A zona costeira atua como um amortecimento natural contra o avanço do mar e de outros impactos climáticos, ou seja, sua degradação aumentaria o risco de desastres.
Neymar
O assunto ganhou atenção nas redes sociais com a viralização de um vídeo feito pelos documentaristas Rodrigo Cebrián e Rodrigo Thomé, do Euceano.org.
Os documentaristas destacam reportagem a respeito de uma parceria entre Neymar e uma incorporadora para o lançamento de 28 empreendimentos imobiliários na costa nordestina no valor total de R$ 7,5 bilhões. A especulação imobiliária é apontada como uma das principais beneficiárias da proposta.
“Não é só uma questão de se você curte praia ou não e vai ficar privado desse seu lazer. É muito mais, muito pior que isso”, diz Cebrian. “A zona costeira é fundamental para proteção das cidades, são áreas extremamente importantes para a vida selvagem e modo de vida de uma parcela significativa da população. Justamente uma parcela mais vulnerável, que trabalha com pesca artesanal. São pequenos empreendedores da praia, fazem turismo de base comunitária e muitas outras iniciativas nesse sentido”, completa Thomé.
Ponto a ponto
De acordo com a PEC, os terrenos de marinha serão transferidos da União para:
- Estados e municípios: no caso de áreas ocupadas por entes federados, a propriedade seria transferida para eles.
- Foreiros: indivíduos ou empresas que possuem direitos reais sobre os terrenos, como enfiteuse ou superfície.
- Cessionários: pessoas que receberam os terrenos por meio de cessão de uso da União.
- Ocupantes: pessoas que residem ou exercem atividades em áreas de ocupação irregular.
Os críticos da PEC 3/2022 expressam preocupação com:
- Possibilidade de especulação imobiliária: o receio é que a transferência dos terrenos para entidades privadas possa levar à especulação imobiliária e ao aumento do preço da terra, beneficiando grandes empresas em detrimento da população de baixa renda.
- Impactos socioambientais: a extinção dos terrenos de marinha pode gerar impactos negativos ao meio ambiente, como desmatamento, construção irregular e degradação ambiental.
- Prejuízos à União: a transferência da propriedade dos terrenos pode representar uma perda de receita para a União, que não poderá mais cobrar taxas e impostos pela exploração dessas áreas.
Os defensores da PEC 3/2022 argumentam que a medida visa:
- Regularizar a situação fundiária: legalizar a posse ou propriedade de quem já ocupa os terrenos, especialmente em áreas de ocupação irregular.
- Promover o desenvolvimento urbano: facilitar a construção de moradias, infraestrutura e atividades econômicas nessas áreas.
Segurança jurídica
Em seu relatório, Flávio Bolsonaro defende que a PEC vai acabar com a insegurança jurídica. “A União, até hoje, não demarcou a totalidade dos terrenos de marinha.

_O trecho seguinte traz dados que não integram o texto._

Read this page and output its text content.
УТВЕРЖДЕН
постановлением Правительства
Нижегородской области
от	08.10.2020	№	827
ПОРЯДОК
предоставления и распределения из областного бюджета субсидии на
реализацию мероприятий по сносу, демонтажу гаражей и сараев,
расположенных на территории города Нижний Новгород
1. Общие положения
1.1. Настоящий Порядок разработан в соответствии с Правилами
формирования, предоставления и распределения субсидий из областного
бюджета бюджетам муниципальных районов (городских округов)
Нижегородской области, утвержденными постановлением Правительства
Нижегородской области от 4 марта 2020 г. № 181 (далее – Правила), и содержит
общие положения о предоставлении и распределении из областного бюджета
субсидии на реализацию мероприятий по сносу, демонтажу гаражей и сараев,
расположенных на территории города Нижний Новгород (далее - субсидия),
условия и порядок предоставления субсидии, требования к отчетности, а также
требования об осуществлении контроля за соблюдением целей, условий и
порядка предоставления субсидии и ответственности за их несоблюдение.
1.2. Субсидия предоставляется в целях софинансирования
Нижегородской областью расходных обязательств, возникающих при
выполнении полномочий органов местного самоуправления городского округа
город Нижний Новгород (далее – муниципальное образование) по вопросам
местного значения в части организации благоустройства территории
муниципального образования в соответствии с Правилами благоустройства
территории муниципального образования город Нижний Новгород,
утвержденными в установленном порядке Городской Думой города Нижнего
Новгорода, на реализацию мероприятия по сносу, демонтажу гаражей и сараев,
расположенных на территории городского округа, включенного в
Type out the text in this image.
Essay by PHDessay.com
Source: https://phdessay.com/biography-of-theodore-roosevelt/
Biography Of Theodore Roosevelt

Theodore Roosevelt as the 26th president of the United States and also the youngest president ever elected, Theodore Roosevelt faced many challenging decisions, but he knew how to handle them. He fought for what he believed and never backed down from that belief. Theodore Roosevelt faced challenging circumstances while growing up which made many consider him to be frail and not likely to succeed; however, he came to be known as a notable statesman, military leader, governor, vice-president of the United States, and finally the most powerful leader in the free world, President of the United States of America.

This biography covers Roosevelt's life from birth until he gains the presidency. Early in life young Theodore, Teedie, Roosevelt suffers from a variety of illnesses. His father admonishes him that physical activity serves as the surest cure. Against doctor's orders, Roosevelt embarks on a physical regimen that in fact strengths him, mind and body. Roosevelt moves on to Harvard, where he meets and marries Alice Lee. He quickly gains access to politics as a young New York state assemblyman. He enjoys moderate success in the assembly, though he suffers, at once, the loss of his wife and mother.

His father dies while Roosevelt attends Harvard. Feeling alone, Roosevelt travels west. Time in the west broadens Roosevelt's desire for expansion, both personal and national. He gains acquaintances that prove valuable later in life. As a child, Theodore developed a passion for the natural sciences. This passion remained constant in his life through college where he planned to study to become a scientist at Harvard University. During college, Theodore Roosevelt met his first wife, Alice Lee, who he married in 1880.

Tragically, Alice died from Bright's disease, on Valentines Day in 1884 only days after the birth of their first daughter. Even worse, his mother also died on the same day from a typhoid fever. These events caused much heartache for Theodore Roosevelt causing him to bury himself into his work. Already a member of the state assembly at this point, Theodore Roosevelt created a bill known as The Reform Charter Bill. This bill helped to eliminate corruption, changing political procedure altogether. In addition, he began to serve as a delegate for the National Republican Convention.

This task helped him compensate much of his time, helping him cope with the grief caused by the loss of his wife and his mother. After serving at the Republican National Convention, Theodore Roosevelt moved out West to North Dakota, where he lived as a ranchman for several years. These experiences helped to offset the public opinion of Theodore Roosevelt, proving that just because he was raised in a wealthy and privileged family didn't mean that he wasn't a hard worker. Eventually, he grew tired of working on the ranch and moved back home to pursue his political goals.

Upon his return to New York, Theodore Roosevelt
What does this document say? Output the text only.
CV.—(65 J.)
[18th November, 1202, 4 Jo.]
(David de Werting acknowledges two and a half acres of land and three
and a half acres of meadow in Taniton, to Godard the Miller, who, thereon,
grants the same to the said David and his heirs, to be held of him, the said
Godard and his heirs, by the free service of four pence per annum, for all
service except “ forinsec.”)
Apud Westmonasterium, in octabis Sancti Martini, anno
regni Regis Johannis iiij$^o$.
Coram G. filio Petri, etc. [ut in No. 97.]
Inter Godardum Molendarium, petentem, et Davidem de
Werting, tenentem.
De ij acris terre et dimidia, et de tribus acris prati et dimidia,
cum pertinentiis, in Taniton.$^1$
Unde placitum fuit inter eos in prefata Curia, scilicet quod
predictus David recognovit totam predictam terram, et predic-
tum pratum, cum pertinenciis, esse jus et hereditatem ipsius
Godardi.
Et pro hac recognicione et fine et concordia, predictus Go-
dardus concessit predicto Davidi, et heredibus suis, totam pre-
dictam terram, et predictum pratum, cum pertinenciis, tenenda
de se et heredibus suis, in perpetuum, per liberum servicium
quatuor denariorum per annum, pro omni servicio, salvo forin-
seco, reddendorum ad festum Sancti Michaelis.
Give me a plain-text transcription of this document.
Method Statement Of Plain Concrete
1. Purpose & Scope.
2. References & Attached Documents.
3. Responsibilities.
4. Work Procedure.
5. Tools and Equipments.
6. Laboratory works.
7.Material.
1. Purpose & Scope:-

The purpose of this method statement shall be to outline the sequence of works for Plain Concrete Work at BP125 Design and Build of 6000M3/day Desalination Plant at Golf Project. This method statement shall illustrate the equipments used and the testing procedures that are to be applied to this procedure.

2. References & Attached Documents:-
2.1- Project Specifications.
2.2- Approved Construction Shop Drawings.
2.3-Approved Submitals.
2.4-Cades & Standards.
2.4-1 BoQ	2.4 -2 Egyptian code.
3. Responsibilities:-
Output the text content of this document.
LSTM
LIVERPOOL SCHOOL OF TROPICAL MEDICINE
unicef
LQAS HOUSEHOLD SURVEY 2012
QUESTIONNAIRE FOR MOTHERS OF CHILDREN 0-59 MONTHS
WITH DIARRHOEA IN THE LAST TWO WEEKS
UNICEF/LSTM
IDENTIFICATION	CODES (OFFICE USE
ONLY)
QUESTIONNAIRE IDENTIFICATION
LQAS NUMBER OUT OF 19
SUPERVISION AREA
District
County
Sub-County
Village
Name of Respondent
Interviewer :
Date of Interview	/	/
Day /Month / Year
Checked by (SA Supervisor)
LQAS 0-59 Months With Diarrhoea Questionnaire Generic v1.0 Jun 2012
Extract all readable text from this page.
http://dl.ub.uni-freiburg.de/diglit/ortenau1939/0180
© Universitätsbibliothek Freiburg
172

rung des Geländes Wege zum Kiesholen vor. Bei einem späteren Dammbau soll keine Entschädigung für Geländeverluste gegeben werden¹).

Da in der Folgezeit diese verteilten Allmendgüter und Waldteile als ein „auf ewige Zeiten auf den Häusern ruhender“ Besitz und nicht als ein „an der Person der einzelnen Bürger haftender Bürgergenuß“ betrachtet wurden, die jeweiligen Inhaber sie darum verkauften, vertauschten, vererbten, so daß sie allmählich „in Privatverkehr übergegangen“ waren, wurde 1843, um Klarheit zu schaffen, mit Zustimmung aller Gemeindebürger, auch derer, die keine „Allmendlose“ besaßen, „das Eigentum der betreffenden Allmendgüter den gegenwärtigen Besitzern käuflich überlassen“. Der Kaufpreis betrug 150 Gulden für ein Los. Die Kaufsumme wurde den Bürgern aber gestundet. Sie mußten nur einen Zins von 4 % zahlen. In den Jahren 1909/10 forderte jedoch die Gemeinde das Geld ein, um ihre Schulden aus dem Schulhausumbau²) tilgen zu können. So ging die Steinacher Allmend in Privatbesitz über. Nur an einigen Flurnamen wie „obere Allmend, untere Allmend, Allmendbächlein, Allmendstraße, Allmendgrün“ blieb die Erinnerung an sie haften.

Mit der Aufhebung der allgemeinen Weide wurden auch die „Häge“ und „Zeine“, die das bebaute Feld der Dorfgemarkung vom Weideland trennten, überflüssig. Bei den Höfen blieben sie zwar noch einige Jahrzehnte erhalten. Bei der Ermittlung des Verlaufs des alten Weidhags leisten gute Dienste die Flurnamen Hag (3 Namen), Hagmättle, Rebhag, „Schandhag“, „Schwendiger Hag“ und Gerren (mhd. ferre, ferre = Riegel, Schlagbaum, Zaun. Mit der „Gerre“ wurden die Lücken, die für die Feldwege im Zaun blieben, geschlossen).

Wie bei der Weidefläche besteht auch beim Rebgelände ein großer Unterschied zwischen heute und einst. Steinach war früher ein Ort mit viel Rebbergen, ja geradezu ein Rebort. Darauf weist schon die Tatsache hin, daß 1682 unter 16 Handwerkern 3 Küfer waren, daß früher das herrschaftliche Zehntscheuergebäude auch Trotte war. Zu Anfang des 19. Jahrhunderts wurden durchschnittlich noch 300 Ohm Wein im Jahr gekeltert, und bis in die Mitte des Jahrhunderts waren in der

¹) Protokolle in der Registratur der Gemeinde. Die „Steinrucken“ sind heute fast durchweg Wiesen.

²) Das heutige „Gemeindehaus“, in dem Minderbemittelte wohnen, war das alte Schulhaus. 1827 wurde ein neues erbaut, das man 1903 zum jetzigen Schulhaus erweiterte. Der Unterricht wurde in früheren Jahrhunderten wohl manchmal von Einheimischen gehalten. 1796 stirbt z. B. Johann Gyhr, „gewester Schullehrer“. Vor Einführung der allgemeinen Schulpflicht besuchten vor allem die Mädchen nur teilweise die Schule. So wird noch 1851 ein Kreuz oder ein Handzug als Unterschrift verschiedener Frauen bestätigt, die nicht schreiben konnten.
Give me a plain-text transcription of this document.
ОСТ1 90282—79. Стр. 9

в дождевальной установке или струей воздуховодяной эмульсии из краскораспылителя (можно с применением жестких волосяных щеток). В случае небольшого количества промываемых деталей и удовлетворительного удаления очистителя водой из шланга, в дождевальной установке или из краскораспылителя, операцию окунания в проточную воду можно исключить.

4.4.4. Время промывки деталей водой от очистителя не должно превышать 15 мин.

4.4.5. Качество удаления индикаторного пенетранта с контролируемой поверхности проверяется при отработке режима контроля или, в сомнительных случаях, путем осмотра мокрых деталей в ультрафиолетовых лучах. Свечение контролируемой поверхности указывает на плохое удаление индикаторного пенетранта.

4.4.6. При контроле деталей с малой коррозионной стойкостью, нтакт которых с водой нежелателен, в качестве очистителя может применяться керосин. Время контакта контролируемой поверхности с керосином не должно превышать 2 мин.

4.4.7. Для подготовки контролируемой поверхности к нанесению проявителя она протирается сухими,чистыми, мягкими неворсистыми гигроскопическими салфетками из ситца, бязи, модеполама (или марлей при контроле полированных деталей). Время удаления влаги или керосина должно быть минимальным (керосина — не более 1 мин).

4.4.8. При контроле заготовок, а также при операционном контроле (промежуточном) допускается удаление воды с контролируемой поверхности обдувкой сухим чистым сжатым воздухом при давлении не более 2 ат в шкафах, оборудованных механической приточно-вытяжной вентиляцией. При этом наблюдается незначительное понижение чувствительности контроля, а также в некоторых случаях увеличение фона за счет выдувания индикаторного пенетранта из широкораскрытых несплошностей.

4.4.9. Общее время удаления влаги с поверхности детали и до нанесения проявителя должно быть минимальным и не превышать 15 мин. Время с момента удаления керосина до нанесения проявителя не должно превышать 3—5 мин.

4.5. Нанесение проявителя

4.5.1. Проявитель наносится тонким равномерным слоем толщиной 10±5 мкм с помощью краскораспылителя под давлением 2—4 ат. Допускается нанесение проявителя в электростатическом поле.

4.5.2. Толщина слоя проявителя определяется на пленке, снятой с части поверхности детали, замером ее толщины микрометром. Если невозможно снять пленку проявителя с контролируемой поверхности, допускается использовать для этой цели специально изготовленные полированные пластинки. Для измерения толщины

Muitas casas têm propriedade particular registrada em cartório, mas foram objeto de demarcação pela União, surpreendendo os proprietários que, mesmo com toda a diligência, passaram, de uma hora outra, a não mais serem proprietários de seus imóveis”, alega.
“Não nos parece justo que o cidadão diligente, de boa-fé, que adquiriu imóvel devidamente registrado e, por vezes, localizado a algumas ruas de distância do mar, perca sua propriedade após vários anos em razão de um processo lento de demarcação”, afirma Flávio.
Debate
O governo Lula e a Frente Parlamentar Ambientalista são contrários à PEC. O debate ocorreu as 14h de segunda-feira (27), na CCJ do Senado e teve a participação do diretor-presidente da Associação de Terminais Portuários Privados (ATP), Murillo Barbosa. A comissão ainda aguarda a confirmação da participação do governador do Amapá, Clécio Luís Vieira, e dos prefeitos de Florianópolis (SC), Topázio Neto; de Belém (PA), Edmilson Rodrigues; e de Manaus (AM), David Almeida.
Também foram prospectados representantes do Ministério do Meio Ambiente e Mudança do Clima, da Advocacia-Geral da União (AGU), da Secretaria de Patrimônio da União, do Ministério da Gestão e da Inovação em Serviços Públicos, e da Associação S.O.S. Terrenos de Marinha.